We have been hearing news about deaths after consumption of toxic alcohol time and again. In mid March, there were around 21 deaths in Dhanusha, Janakpur due to consumption of toxic alcohol. Recently, poisonous liquor consumption killed 12 in Mahottari, also in province 2. Could it have been methanol poisoning?

Methanol, also known as methyl alcohol, wood alcohol, wood spirits, is a widely available chemical. It is used in everyday products like plastic, paints, cosmetics and fuel. According to the World Health Organisation report, in 2015-2016, approximately 57 per cent of the world’s population over the age of 15 consumed alcohol.

Outbreaks of methanol poisoning occur when methanol is added to illicitly- or informally-produced alcoholic drinks. In the recent years, there have been numerous methanol poisoning outbreaks in different parts of the world. The size of these outbreaks has ranged from 20 to over 800 victims, with case fatality rates of over 30 per cent in some instances.

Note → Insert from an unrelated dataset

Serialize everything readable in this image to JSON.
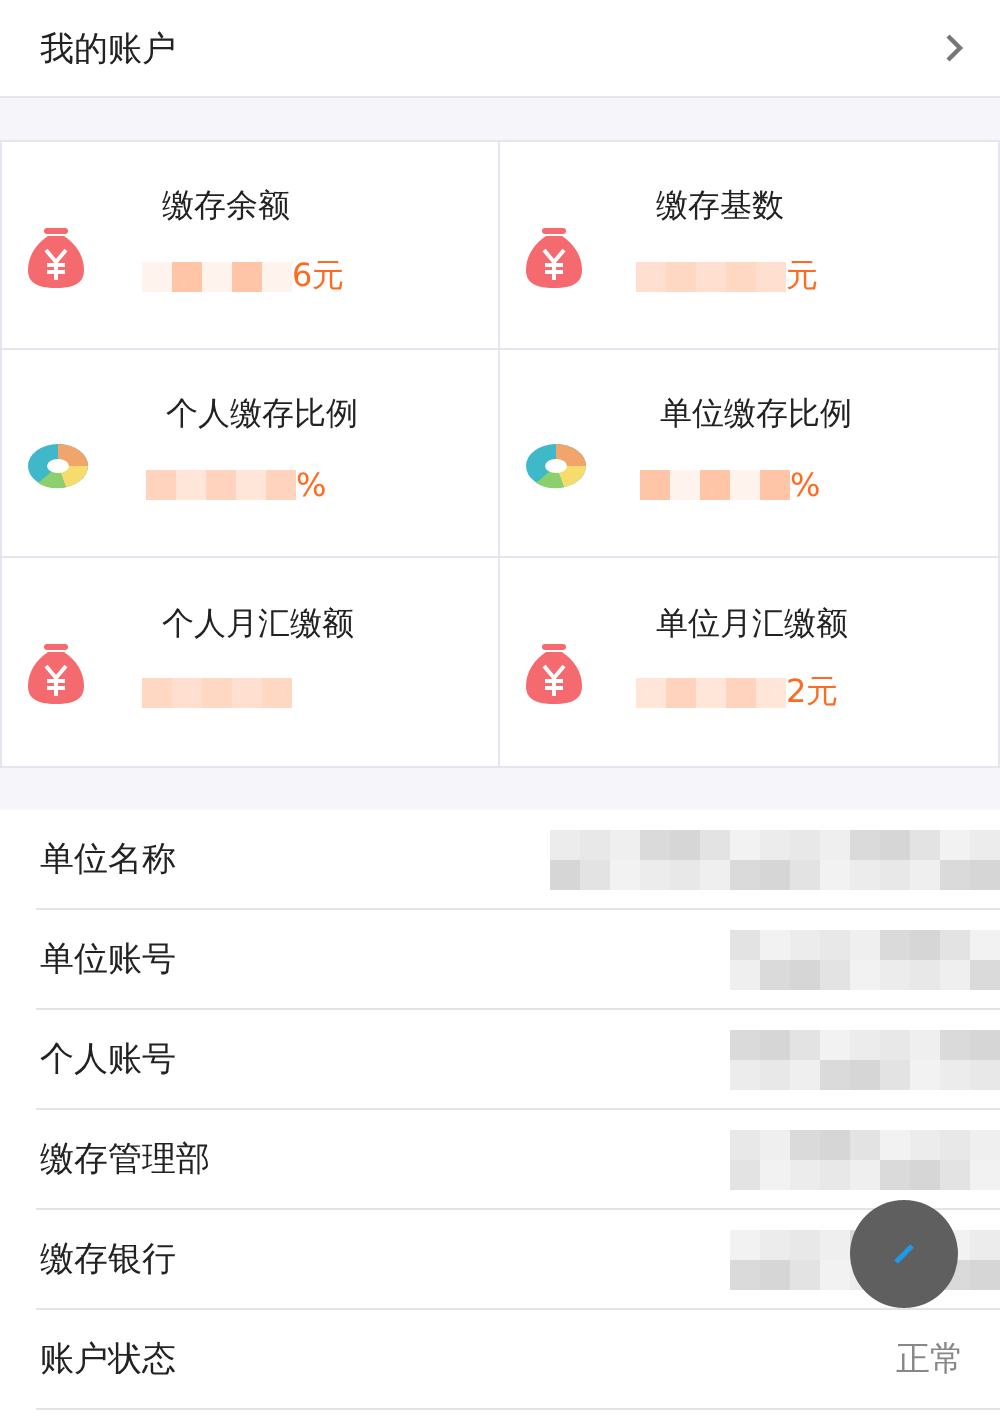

Methanol poisoning is a global public health issue that has received little focus. The population at risk of methanol poisoning could be people with low incomes because unregulated alcoholic drinks are generally very cheap and are, therefore, an attractive option to these people.

Methanol poisoning victims often only seek medical care after significant delay, mainly because there is a latent period between ingestion and toxic effects. Late medical care contributes to high morbidity and mortality levels seen in many methanol poisoning outbreaks.

Features of methanol toxicity include drowsiness, unsteadiness and disinhibition in the first few hours of consumption followed by headache, vomiting, abdominal pain, heavy chest pain, breathlessness and brain damage after a variable period of time. Vision is often affected, with blindness in severe cases. Death of the victim may occur from respiratory arrest.

Methanol poisoning can be treated if diagnosed within 10 to 30 hours of ingestion. The treatment modalities include fomepizole, high doses of ethanol and other supportive care. The preferred antidote, fomepizole, is not readily available, and the current price makes it unattainable for most victims in high-risk countries where people are affected. Fomepizole is registered in Nepal, but it is not available, which could be due to the high cost.

Prevention of methanol poisoning should start at the individual level by refraining from purchasing or producing illegal alcoholic drinks. The individuals should be well aware of methanol toxicity and seek medical attention immediately.

Public awareness of the dangers of informally produced and illicit alcoholic drinks is one of the most effective ways to prevent and control methanol poisoning. Medical professionals should be well trained in the diagnosis and management of methanol poisoning as this is vital in early recognition of an outbreak and improvement of outcome.

A national strategy and legal framework to reduce the harmful use of alcohol should be put in place. The government should bring regulations regarding illegal sale of such substances and also impose penalties on those who break the rules.